É claro que estes “divisionismos cromáticos” não levam a nada,
até porque ninguém seria mais ou menos moçambicano por causa da cor da
pele. Seja como for, o que se sabe é que na sociedade moçambicana destes
dias há duas versões para esta questão: uma para consumo interno (que
nem todos são tão escuros) e outra para consumo externo (mais
abrangente).
Isto sem contar certos "paternalismos colonialistas" que levam
escritores de Moçambique e Angola, com raízes mais européias do que
afrobanto, a encontrar melhor recepção na indústria editorial, além de
maior divulgação pelos meios de comunicação da antiga metrópole e do
Brasil. Ou será que é só por falta de informação ou coincidência que na
universidade brasileira, durante encontros sobre literatura africana de
expressão portuguesa, só se fala em Mia Couto (1955), José Eduardo
Agualusa (1960) e Pepetela (1941)?
Afinal, não se pode dizer que Paulina Chiziane seria desconhecida
no Brasil. De Paulina, a Companhia das Letras, de São Paulo, em 2004,
lançou o romance Niketche.
Uma história de poligamia,
que a Editorial Caminho, de Lisboa, publicou em 2002, enquanto seus
outros livros ainda aguardam a boa vontade de algum editor brasileiro.
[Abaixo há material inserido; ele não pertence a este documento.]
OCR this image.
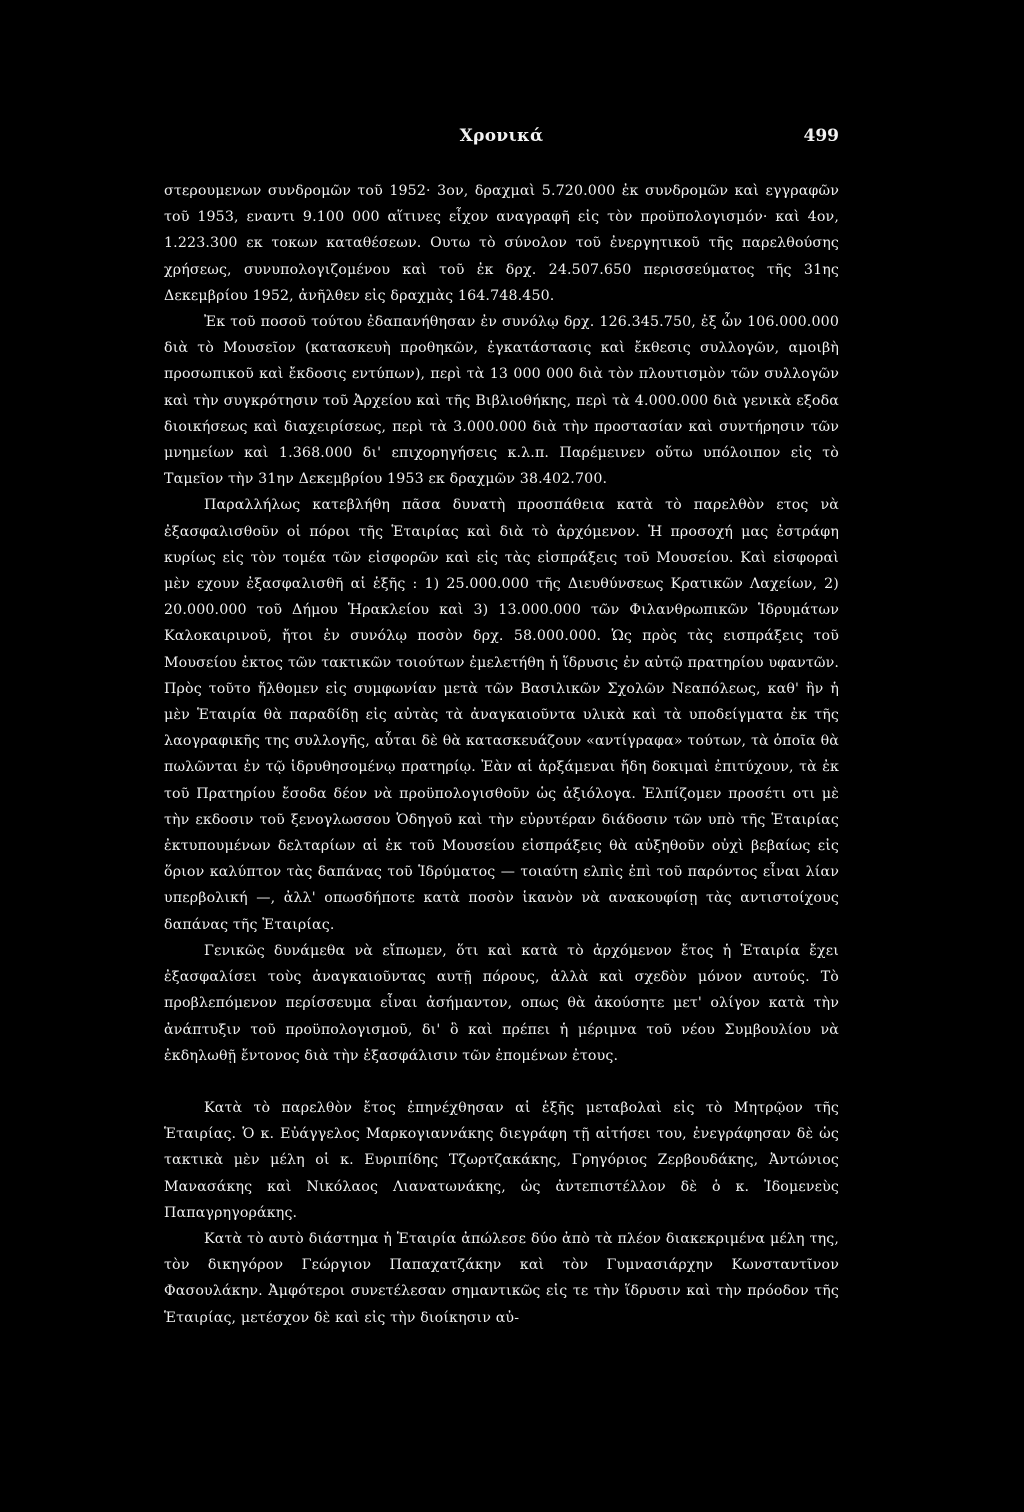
Χρονικά	499

στερουμενων συνδρομῶν τοῦ 1952· 3ον, δραχμαὶ 5.720.000 ἐκ συνδρομῶν καὶ εγγραφῶν τοῦ 1953, εναντι 9.100 000 αἵτινες εἶχον αναγραφῆ εἰς τὸν προϋπολογισμόν· καὶ 4ον, 1.223.300 εκ τοκων καταθέσεων. Ουτω τὸ σύνολον τοῦ ἐνεργητικοῦ τῆς παρελθούσης χρήσεως, συνυπολογιζομένου καὶ τοῦ ἐκ δρχ. 24.507.650 περισσεύματος τῆς 31ης Δεκεμβρίου 1952, ἀνῆλθεν εἰς δραχμὰς 164.748.450.

Ἐκ τοῦ ποσοῦ τούτου ἐδαπανήθησαν ἐν συνόλῳ δρχ. 126.345.750, ἐξ ὧν 106.000.000 διὰ τὸ Μουσεῖον (κατασκευὴ προθηκῶν, ἐγκατάστασις καὶ ἔκθεσις συλλογῶν, αμοιβὴ προσωπικοῦ καὶ ἔκδοσις εντύπων), περὶ τὰ 13 000 000 διὰ τὸν πλουτισμὸν τῶν συλλογῶν καὶ τὴν συγκρότησιν τοῦ Ἀρχείου καὶ τῆς Βιβλιοθήκης, περὶ τὰ 4.000.000 διὰ γενικὰ εξοδα διοικήσεως καὶ διαχειρίσεως, περὶ τὰ 3.000.000 διὰ τὴν προστασίαν καὶ συντήρησιν τῶν μνημείων καὶ 1.368.000 δι' επιχορηγήσεις κ.λ.π. Παρέμεινεν οὕτω υπόλοιπον εἰς τὸ Ταμεῖον τὴν 31ην Δεκεμβρίου 1953 εκ δραχμῶν 38.402.700.

Παραλλήλως κατεβλήθη πᾶσα δυνατὴ προσπάθεια κατὰ τὸ παρελθὸν ετος νὰ ἐξασφαλισθοῦν οἱ πόροι τῆς Ἑταιρίας καὶ διὰ τὸ ἀρχόμενον. Ἡ προσοχή μας ἐστράφη κυρίως εἰς τὸν τομέα τῶν εἰσφορῶν καὶ εἰς τὰς εἰσπράξεις τοῦ Μουσείου. Καὶ εἰσφοραὶ μὲν εχουν ἐξασφαλισθῆ αἱ ἑξῆς : 1) 25.000.000 τῆς Διευθύνσεως Κρατικῶν Λαχείων, 2) 20.000.000 τοῦ Δήμου Ἡρακλείου καὶ 3) 13.000.000 τῶν Φιλανθρωπικῶν Ἱδρυμάτων Καλοκαιρινοῦ, ἤτοι ἐν συνόλῳ ποσὸν δρχ. 58.000.000. Ὡς πρὸς τὰς εισπράξεις τοῦ Μουσείου ἐκτος τῶν τακτικῶν τοιούτων ἐμελετήθη ἡ ἵδρυσις ἐν αὐτῷ πρατηρίου υφαντῶν. Πρὸς τοῦτο ἤλθομεν εἰς συμφωνίαν μετὰ τῶν Βασιλικῶν Σχολῶν Νεαπόλεως, καθ' ἣν ἡ μὲν Ἑταιρία θὰ παραδίδῃ εἰς αὐτὰς τὰ ἀναγκαιοῦντα υλικὰ καὶ τὰ υποδείγματα ἐκ τῆς λαογραφικῆς της συλλογῆς, αὗται δὲ θὰ κατασκευάζουν «αντίγραφα» τούτων, τὰ ὁποῖα θὰ πωλῶνται ἐν τῷ ἱδρυθησομένῳ πρατηρίῳ. Ἐὰν αἱ ἀρξάμεναι ἤδη δοκιμαὶ ἐπιτύχουν, τὰ ἐκ τοῦ Πρατηρίου ἔσοδα δέον νὰ προϋπολογισθοῦν ὡς ἀξιόλογα. Ἐλπίζομεν προσέτι οτι μὲ τὴν εκδοσιν τοῦ ξενογλωσσου Ὁδηγοῦ καὶ τὴν εὐρυτέραν διάδοσιν τῶν υπὸ τῆς Ἑταιρίας ἐκτυπουμένων δελταρίων αἱ ἐκ τοῦ Μουσείου εἰσπράξεις θὰ αὐξηθοῦν οὐχὶ βεβαίως εἰς ὅριον καλύπτον τὰς δαπάνας τοῦ Ἱδρύματος — τοιαύτη ελπὶς ἐπὶ τοῦ παρόντος εἶναι λίαν υπερβολική —, ἀλλ' οπωσδήποτε κατὰ ποσὸν ἱκανὸν νὰ ανακουφίσῃ τὰς αντιστοίχους δαπάνας τῆς Ἑταιρίας.

Γενικῶς δυνάμεθα νὰ εἴπωμεν, ὅτι καὶ κατὰ τὸ ἀρχόμενον ἔτος ἡ Ἑταιρία ἔχει ἐξασφαλίσει τοὺς ἀναγκαιοῦντας αυτῇ πόρους, ἀλλὰ καὶ σχεδὸν μόνον αυτούς. Τὸ προβλεπόμενον περίσσευμα εἶναι ἀσήμαντον, οπως θὰ ἀκούσητε μετ' ολίγον κατὰ τὴν ἀνάπτυξιν τοῦ προϋπολογισμοῦ, δι' ὃ καὶ πρέπει ἡ μέριμνα τοῦ νέου Συμβουλίου νὰ ἐκδηλωθῇ ἔντονος διὰ τὴν ἐξασφάλισιν τῶν ἐπομένων ἐτους.

Κατὰ τὸ παρελθὸν ἔτος ἐπηνέχθησαν αἱ ἑξῆς μεταβολαὶ εἰς τὸ Μητρῷον τῆς Ἑταιρίας. Ὁ κ. Εὐάγγελος Μαρκογιαννάκης διεγράφη τῇ αἰτήσει του, ἐνεγράφησαν δὲ ὡς τακτικὰ μὲν μέλη οἱ κ. Ευριπίδης Τζωρτζακάκης, Γρηγόριος Ζερβουδάκης, Ἀντώνιος Μανασάκης καὶ Νικόλαος Λιανατωνάκης, ὡς ἀντεπιστέλλον δὲ ὁ κ. Ἰδομενεὺς Παπαγρηγοράκης.

Κατὰ τὸ αυτὸ διάστημα ἡ Ἑταιρία ἀπώλεσε δύο ἀπὸ τὰ πλέον διακεκριμένα μέλη της, τὸν δικηγόρον Γεώργιον Παπαχατζάκην καὶ τὸν Γυμνασιάρχην Κωνσταντῖνον Φασουλάκην. Ἀμφότεροι συνετέλεσαν σημαντικῶς εἰς τε τὴν ἵδρυσιν καὶ τὴν πρόοδον τῆς Ἑταιρίας, μετέσχον δὲ καὶ εἰς τὴν διοίκησιν αὐ-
Nascida em Manjacaze, na província de Gaza, ao Sul de Moçambique,
Paulina viveu no campo até os sete anos, quando se mudou para os
subúrbios da cidade de Maputo, onde freqüentou estudos superiores de
Lingüística na Universidade Eduardo Mondlane, sem concluí-los. Nasceu
numa família protestante onde se falavam as línguas chope e ronga.
No campo falava a sua língua materna, o chope, e, quando se mudou
para a cidade, teve de aprender o português na escola, enquanto era
obrigada nas ruas a falar o ronga, a língua nativa de Maputo. “Sou
chope, o meu pai era alfaiate de esquina, só depois arranjou uma
barraca. A minha mãe sempre foi camponesa, às vezes ficava uma semana
sem vir à casa, a tratar da machamba (plantação de mandioca)”. A voz da
escritora moçambicana Paulina Chiziane é serena, mas o orgulho das
origens é indisfarçável.
Aprendeu a língua portuguesa na escola da missão católica. Aos 20
anos, cantou o hino da independência moçambicana, gritou contra o
imperialismo e o colonialismo e, depois, com a guerra civil (1975-1992)
que arrasou o país, desencantou-se. Por isso, os seus livros nem sempre
falam diretamente da guerra, mas de um país destruído, da miséria de seu
povo, da superstição, dos rituais religiosos e da morte.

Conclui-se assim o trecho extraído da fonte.